Idais a subtly constructed drama and exquisitely directed. The female lead, who has not previously appeared in film plays marvelously without over-acting. But as in the play Our Class,’the clever story is based on a faulty understanding of history and makes little sense. What Jewish woman, especially a communist, would, after the Holocaust, not seek to retrieve her niece - the only other survivor of her family - from a Catholic convent? If she had some psychological inhibition – as the film seems to indicate – her party comrades would have easily persuaded her: What is it, comrade? You want to leave a child in the hand of nuns who will bring her up as our enemy? In addition, other Jews would have exerted pressure or retrieved the child themselves. Competing Jewish organizations sought, bought out and fought over the precious few Jewish children who had survived. Subsequently, why did this Jewish communist prosecutor, who admits that she ‘sent people to their death,’ not investigate the murder of her own child and her own sister whom, as she says, she loved very much? The film seems to imply that communist authorities did not prosecute the murder of Jews. This is not correct. An antisemitic prosecutor might have been reluctant to do so, but not a Jewish prosecutor. In addition, why did she did reclaim the house of her murdered sister, the inheritance of her surviving niece, occupied by the murderer whose guilt was well-known? The law allowed taking back small real estate (only palaces and large ‘capitalist’ apartment houses were nationalized). My mother and step-father (who was an idealistic communist before the war) were ablce to reclaim several family houses which they later sold (primarily to those living in them). 
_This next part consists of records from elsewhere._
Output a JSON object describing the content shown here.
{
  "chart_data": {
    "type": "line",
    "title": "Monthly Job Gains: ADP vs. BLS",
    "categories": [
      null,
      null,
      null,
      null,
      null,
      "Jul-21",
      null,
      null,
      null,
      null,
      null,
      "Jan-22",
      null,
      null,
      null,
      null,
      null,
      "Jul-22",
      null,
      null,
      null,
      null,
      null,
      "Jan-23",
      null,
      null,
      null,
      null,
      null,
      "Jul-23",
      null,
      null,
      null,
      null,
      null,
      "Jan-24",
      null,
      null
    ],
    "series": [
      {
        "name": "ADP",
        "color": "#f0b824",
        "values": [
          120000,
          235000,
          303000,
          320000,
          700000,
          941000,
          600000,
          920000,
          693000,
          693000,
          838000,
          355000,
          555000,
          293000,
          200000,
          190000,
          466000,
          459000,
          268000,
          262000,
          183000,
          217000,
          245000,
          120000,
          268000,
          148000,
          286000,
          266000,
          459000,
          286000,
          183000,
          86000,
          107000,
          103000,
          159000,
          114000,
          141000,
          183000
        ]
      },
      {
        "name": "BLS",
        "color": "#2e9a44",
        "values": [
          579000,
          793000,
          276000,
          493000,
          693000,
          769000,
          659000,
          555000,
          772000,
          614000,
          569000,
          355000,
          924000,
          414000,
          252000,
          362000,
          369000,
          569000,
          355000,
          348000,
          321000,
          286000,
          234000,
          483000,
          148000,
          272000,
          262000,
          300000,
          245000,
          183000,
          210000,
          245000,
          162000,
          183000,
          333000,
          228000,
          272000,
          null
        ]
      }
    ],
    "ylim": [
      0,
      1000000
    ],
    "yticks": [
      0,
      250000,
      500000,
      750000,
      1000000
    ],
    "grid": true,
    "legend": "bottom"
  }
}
Psychologically and historically unbelievable is also the Jewish woman’s cynical remark that she had left her child in order to go and fight ‘I do not know what for.’ She went to fight for life, for her loved ones, to fight the murderers as did all the others who had such an opportunity, even if in doing so she sought to establish a  communist regime power, which subsequently disillusioned her. It is not true that as a prosecutor she ‘sent people to their death.’ Even if on the basis of the indictment she demanded the death penalty, it was the judges and jurors who convicted and sentenced the accused. They often did so on orders from above but not from the prosecutor. Historically untrue is also her sarcastic statement that she prosecuted ‘enemies of the people.’ This phrase was used in Soviet political trials in the second half of the 1930s when the children of revolution devoured one another. People’s Poland punished concrete acts against the state, and acts of betrayal, such as collaboration with the German occupier, cooperation with (genuine or fictitious) anticommunist organizations, or hostile intelligence agents. I remember lengthy radio broadcasts of such trials, and, as an activist of ZMP (Związek Młodzieży Polskiej—the Polish equivalent of Soviet Komsomol), I parroted the insults that were levelled against such people;  these did not include ‘enemies of the people.’

Like Our Class, Ida is a morality play, but with a much more pessimistic moral for the Jewish viewer. Both its Jewish heroines are lost; one commits suicide, the other returns to the convent, which means a flight from life if not outright suicide. The Christian religious victory, though well-founded, is obviously not a consolation. The conclusive rhetorical question the young heroine asks her suitor: ‘And what then?’ is ambiguous and not only philosophically . For what would a daughter of murdered Jewish parents tell her non-Jewish children when they are stigmatized as Jews?